Foto: Arne Dedert dpa

Foto: Arne Dedert dpa

Von Marion von Boeselager, Mz

Regensburg Der Student Mathias R. (28) bekam im Herbst 2009 bei der Disko „Funpark“ mit, wie Christian A. (25), gestylt mit weißem Hemd und Krawatte, zu Kumpels sagte, ein Mädel habe ihm einen Korb gegeben. Mathias R. kommentierte das Bekenntnis so: „Bei den Klamotten kein Wunder!“ Den Scherz hätte er sich besser verkniffen: Christian A. schlug ihm brutal ins Gesicht. Im anschließenden Gerangel mit mehreren Akteuren ging der Student zu Boden und wurde nach einem Fußtritt ins Gesicht bewusstlos. Seinen doppelten Kieferbruch mussten Ärzte mit drei Platten und 17 Schrauben flicken. Jetzt standen der Schläger und zwei seiner Kumpels wegen gefährlicher Körperverletzung vor dem Jugendschöffengericht.
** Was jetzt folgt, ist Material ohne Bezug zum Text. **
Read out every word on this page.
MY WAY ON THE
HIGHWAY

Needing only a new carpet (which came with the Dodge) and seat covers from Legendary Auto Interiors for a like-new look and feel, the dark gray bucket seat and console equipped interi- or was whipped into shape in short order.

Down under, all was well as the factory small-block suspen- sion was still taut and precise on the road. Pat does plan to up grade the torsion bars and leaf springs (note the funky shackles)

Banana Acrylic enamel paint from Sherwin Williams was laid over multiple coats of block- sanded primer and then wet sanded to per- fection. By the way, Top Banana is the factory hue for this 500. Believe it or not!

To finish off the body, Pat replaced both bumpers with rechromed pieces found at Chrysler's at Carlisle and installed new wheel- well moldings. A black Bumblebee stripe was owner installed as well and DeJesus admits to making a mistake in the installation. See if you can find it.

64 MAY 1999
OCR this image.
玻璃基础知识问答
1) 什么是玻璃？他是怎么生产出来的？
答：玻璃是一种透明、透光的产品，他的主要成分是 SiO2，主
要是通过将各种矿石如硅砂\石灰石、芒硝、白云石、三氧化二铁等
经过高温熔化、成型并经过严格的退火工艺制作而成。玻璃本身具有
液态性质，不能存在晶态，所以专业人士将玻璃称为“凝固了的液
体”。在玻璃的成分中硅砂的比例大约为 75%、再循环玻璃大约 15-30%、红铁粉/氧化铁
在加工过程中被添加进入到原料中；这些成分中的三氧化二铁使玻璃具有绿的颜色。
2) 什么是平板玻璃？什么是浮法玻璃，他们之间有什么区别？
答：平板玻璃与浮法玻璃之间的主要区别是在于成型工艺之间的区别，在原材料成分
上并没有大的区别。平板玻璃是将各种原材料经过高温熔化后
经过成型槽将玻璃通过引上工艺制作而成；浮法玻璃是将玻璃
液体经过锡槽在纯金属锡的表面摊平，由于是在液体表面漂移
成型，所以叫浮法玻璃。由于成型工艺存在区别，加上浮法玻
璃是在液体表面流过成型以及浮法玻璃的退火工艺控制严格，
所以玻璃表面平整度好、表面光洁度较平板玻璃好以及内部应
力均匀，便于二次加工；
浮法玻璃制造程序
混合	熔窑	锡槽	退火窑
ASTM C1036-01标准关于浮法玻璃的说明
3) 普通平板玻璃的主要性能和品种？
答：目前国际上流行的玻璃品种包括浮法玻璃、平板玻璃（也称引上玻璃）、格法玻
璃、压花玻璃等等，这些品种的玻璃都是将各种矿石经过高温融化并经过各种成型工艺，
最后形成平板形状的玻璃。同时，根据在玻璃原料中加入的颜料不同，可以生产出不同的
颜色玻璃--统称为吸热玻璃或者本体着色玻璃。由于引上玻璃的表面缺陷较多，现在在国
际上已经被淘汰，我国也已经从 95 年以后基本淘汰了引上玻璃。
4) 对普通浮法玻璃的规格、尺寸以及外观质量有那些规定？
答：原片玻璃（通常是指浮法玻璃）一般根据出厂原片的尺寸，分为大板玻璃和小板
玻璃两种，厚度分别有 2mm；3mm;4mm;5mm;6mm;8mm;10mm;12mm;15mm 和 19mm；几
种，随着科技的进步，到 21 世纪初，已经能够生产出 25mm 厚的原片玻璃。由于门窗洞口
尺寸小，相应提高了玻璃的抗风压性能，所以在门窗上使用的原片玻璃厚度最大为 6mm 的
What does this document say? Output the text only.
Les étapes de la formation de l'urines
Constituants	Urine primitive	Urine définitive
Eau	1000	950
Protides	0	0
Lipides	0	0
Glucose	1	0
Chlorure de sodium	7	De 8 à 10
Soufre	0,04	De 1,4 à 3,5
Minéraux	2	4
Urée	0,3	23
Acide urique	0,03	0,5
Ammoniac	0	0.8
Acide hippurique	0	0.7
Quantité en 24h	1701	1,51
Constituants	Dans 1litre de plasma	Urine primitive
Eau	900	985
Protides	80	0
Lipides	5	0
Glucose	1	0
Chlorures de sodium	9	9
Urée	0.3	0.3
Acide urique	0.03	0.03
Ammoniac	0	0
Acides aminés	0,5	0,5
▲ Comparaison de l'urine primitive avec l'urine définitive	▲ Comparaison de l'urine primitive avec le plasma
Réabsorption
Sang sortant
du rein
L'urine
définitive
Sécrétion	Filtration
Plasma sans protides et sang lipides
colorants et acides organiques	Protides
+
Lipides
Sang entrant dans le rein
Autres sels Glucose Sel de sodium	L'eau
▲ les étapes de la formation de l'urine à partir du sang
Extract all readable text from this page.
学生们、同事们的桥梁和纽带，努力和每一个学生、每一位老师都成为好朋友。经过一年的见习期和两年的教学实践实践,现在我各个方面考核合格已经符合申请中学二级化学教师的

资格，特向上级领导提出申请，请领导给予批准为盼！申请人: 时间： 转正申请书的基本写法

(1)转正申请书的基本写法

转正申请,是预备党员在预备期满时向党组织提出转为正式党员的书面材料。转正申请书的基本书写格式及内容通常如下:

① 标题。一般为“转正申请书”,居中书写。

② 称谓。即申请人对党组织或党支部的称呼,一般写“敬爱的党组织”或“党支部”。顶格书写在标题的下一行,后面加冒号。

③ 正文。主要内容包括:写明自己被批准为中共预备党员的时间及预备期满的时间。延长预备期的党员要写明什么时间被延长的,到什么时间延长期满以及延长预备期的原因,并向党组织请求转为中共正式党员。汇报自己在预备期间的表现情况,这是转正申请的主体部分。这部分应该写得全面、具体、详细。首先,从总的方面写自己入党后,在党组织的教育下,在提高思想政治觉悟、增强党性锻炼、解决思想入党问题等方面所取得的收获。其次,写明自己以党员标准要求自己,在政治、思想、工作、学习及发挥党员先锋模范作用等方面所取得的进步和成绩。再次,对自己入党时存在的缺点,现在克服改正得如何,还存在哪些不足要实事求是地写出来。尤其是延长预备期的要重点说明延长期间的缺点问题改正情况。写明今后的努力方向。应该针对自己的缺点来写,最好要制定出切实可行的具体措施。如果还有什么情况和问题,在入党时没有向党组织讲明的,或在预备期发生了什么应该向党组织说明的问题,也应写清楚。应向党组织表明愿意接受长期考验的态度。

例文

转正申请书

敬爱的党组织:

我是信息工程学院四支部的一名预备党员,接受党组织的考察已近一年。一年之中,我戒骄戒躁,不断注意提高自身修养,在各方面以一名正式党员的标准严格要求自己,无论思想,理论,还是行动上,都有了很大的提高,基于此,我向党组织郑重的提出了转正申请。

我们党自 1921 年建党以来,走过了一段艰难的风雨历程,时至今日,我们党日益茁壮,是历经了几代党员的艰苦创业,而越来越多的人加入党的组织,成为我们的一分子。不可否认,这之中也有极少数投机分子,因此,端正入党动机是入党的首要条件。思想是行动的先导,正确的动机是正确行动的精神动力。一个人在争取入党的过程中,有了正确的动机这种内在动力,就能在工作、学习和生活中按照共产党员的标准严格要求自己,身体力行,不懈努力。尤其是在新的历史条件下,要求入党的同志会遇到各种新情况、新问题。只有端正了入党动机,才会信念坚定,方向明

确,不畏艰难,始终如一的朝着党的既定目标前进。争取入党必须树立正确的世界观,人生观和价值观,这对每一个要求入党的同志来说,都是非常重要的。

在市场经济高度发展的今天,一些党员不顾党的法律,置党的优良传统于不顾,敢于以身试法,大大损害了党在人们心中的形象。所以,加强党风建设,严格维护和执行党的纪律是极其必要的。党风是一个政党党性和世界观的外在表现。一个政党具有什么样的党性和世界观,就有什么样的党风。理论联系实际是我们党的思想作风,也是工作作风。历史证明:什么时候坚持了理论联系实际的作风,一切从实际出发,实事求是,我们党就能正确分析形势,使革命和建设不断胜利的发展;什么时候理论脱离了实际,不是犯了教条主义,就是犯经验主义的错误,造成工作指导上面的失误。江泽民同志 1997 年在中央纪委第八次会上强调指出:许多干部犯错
Nach Vorgesprächen, die bei Geständnis eine Bewährungsstrafe in Aussicht stellten, räumte Christian A. den Schlag ein: „Ich hab da überreagiert.“ Das Verfahren gegen seine Kumpels wurde hingegen eingestellt. Ihnen konnte man „nach Aktenlage“, so die Vorsitzende Richterin Helm, keine Tatbeteiligung nachweisen. Von wem der Fußtritt stammte, ließ sich nicht mehr klären.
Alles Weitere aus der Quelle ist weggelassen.